Amtrak, America's Railroad: Transportation's Orphan and Its Struggle for Survival (Railroads Past and Present) (Hardcover)
Discover the story of Amtrak, America's Railroad, 50 years in the making.
In 1971, in an effort to rescue essential freight railroads, the US government founded Amtrak. In the post-World War II era, aviation and highway development had become the focus of government policy in America. As rail passenger services declined in number and in quality, they were simultaneously driving many railroads toward bankruptcy. Amtrak was intended to be the solution.

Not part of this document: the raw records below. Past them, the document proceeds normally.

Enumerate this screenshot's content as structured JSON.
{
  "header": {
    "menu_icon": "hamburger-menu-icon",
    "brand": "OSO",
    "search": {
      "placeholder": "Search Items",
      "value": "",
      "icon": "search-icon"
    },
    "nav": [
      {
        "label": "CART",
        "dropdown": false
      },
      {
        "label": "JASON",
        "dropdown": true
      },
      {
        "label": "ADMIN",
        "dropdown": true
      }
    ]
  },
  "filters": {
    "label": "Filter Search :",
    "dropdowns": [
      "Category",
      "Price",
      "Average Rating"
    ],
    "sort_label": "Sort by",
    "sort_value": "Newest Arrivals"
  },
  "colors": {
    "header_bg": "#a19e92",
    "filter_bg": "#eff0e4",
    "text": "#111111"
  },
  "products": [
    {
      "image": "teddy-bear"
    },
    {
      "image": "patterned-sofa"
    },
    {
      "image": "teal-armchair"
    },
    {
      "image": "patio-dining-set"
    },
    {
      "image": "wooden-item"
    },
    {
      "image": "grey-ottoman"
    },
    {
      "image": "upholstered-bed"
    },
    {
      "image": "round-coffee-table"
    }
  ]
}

In Amtrak, America's Railroad: Transportation's Orphan and Its Struggle for Survival, Geoffrey H. Doughty, Jeffrey T. Darbee, and Eugene E. Harmon explore the fascinating history of this popular institution and tell a tale of a company hindered by its flawed origin and uneven quality of leadership, subjected to political gamesmanship and favoritism, and mired in a perpetual philosophical debate about whether it is a business or a public service. Featuring interviews with former Amtrak presidents, the authors examine the current problems and issues facing Amtrak and their proposed solutions.
Created in the absence of a comprehensive national transportation policy, Amtrak manages to survive despite inherent flaws due to the public's persistent loyalty. Amtrak, America's Railroad is essential reading for those who hope to see another fifty years of America's railroad passenger service, whether they be patrons, commuters, legislators, regulators, and anyone interested in railroads and transportation history.
About the Author
Geoffrey Doughty joined the Operating department of Maine Central Railroad in 1974. After stints in Accounting and Engineering Departments, he was promoted to the Safety department in 1982 following the railroad's consolidation with the Boston & Maine and the Delaware & Hudson under Guilford ownership. He was later a safety consultant and safety director for two New England trucking associations. Jeffrey Darbee has recently completed a 46-year career in historic preservation and is the author of several books on historic architecture and railroad history. He resides in Columbus, Ohio. Now retired, Eugene Harmon worked for two major railroads in freight marketing and became an independent contractor in corporate restructuring, logistics management and market development. He has worked in Thailand on passenger and freight marketing and strategic development, and he has traveled by rail on four continents. He is a member of The Lexington Group where he has made a variety of presentations on logistics and transportation.